Age: 37
Profession: Oncology nurse
Location: Denver, CO

Which came first, becoming a Buddhist or becoming a nurse? I became a Buddhist first. I was 20 when I really knew that I was a Buddhist, and I didn’t become a nurse until I was 30. Being a nurse has been a great career for supporting my life as a Buddhist and giving me time to practice and opportunities to learn about the dharma in my work.

How did you come to Buddhism? I was lucky to grow up with parents who meditated, so I was introduced to meditation when I was young. But when I was about 18 or 19, I picked up a book by Pema Chödrön and that really reintroduced me to meditating as my own thing, not something my parents had taught me. I went to Gampo Abbey, hoping to see Pema Chödrön, and I spent the summer there as a work study. I liked the fact that you can be a Buddhist without having any faith at all. You just practice and understand the logic of the teachings, and it doesn’t require faith at first. But it’s kind of funny: later I became deeply involved with the religious part of Buddhism. Tibetan Buddhism is definitely a religion that involves a lot of faith. I started out without the faith, but eventually I got completely involved with the deep faith.

How has your practice evolved over time? I was diagnosed with MS when I was 25, and that made me feel much more urgency about practicing. At first, I think, I was practicing in the hope of healing myself or finding some magic key to healing myself. I’ve definitely evolved in the way that I think about how it affects health, and I’ve realized healing is not going to be something magical or mystical—or something from a particular teacher or practice—but an understanding that I need to come to myself. My main practice now is to do Medicine Buddha, also guru yoga, and I’ve finished ngondro, the foundational teachings of Tibetan Buddhism, which was a huge milestone for me. It took me five years to finish. It was a process of increasing commitment—you’re accumulating a number of things, and you have to make sure you do daily practice.

Speaking of daily practice, the dharma center that you attend in Denver is committed to providing a place for people to practice deeply while also maintaining full-time jobs and having a family. Do you find it difficult to strike that balance? In a word, yes. I’m really grateful to Anyen Rinpoche, because he fully supports his students having a sustainable lifestyle. He often says that you need to be Buddhist for your whole life and practice for your whole life. It’s not something you should just do for a year or two. It’s better to go kind of slow and steady. Rinpoche and our sangha here in Denver are really supportive of people who have successful careers and are also deeply committed to practice. It is difficult to balance, but certainly possible.

Your sangha works to preserve the Tibetan Buddhist tradition. What does that mean practically?

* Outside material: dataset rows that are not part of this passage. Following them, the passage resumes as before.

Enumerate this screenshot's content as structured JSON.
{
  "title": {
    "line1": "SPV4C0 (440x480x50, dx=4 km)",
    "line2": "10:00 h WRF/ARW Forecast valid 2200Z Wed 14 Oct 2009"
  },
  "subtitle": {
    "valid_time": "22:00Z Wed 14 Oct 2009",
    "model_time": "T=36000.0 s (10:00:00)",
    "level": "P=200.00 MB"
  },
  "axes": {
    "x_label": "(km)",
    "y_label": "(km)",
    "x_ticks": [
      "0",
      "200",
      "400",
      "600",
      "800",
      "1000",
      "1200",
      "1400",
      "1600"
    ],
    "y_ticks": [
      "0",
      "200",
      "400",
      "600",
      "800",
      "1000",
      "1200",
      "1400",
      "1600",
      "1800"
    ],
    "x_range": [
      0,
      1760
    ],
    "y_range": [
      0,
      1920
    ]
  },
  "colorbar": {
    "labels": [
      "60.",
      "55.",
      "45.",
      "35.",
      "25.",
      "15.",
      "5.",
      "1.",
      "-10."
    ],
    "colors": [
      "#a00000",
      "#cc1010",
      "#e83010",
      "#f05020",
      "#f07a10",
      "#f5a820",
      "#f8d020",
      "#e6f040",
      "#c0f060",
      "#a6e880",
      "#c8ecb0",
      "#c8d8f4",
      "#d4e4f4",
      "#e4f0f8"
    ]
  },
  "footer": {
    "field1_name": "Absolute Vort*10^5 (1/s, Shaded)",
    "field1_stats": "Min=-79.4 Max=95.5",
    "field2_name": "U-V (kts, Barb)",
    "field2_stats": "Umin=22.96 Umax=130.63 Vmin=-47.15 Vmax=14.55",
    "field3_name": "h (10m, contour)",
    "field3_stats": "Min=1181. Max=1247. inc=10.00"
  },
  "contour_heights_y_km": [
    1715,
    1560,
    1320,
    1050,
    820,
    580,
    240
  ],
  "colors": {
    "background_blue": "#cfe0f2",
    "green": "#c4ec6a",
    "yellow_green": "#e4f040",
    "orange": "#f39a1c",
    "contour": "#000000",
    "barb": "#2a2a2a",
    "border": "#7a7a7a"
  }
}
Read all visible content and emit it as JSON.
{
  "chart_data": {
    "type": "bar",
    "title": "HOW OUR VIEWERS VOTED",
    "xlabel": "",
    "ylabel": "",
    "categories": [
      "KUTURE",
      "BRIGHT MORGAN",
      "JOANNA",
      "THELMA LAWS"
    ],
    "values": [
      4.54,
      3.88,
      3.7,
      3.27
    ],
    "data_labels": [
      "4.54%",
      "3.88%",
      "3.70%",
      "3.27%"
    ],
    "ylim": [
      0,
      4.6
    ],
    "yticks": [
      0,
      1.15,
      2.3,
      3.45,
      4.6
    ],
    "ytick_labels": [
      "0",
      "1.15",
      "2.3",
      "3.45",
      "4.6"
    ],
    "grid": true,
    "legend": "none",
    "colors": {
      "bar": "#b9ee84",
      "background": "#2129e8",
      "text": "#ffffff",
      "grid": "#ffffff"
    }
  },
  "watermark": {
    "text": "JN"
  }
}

That’s a great question. It’s easy to say “preserve the Tibetan Buddhist tradition,” but what exactly does it mean? I went to the Rinchen Terdzo [a three-month cycle of empowerments] last year, which was in California. I think it takes a certain type of student, a certain type of community, to be willing to try to assimilate all these esoteric details.

I think purchasing our building, our dharma center here in Denver, is also a great step toward establishing the Tibetan tradition here in North America, because it provides a place for us to meet as a sangha and have gatherings and hold ceremonies in the traditional way in our own space.

How have Anyen Rinpoche’s teachings on dying with confidence affected your work as an oncology nurse?Being involved with that teaching gives me more ease in talking and thinking about death as a reality and as something that is approaching all of us. It’s not something that I speak about with my patients directly, but I think the idea that we have an active role in how we die is a really important understanding. Another thing I’ve noticed is that the traditional Tibetan teachings about dying—which are part of Rinpoche’s teachings on dying with confidence—talk about the dissolution of the elements in the body when one is actually going through the stages of death.

Are there hospital restrictions on what kinds of things you can say to patients about death and dying? No, but I would say there are lots of cultural taboos about what we can say, and depending on the family and the person there are definitely things that are restricted. I do have a lot of opportunities to give advice and comfort. The main thing I’ve learned from Rinpoche is that it’s best if someone’s mind is not agitated—if they have a calm, relaxed mind as they’re approaching death. That’s something I feel I can help with in some way. If I can calm the person and calm their family, that’s probably the biggest contribution that I can make. Sometimes I feel like I’m being radical when I tell someone, “Everything will be okay, everything will be all right,” even when they’re suffering and dying, but I really do believe that everything is going to be all right, ultimately. I think it’s important for people to hear that it’s okay. Yes, you’re dying, but that’s normal, and everything will be okay, even through death. Sometimes I feel like I have to say it at times when no visitors are in the room, but I like to say it anyway.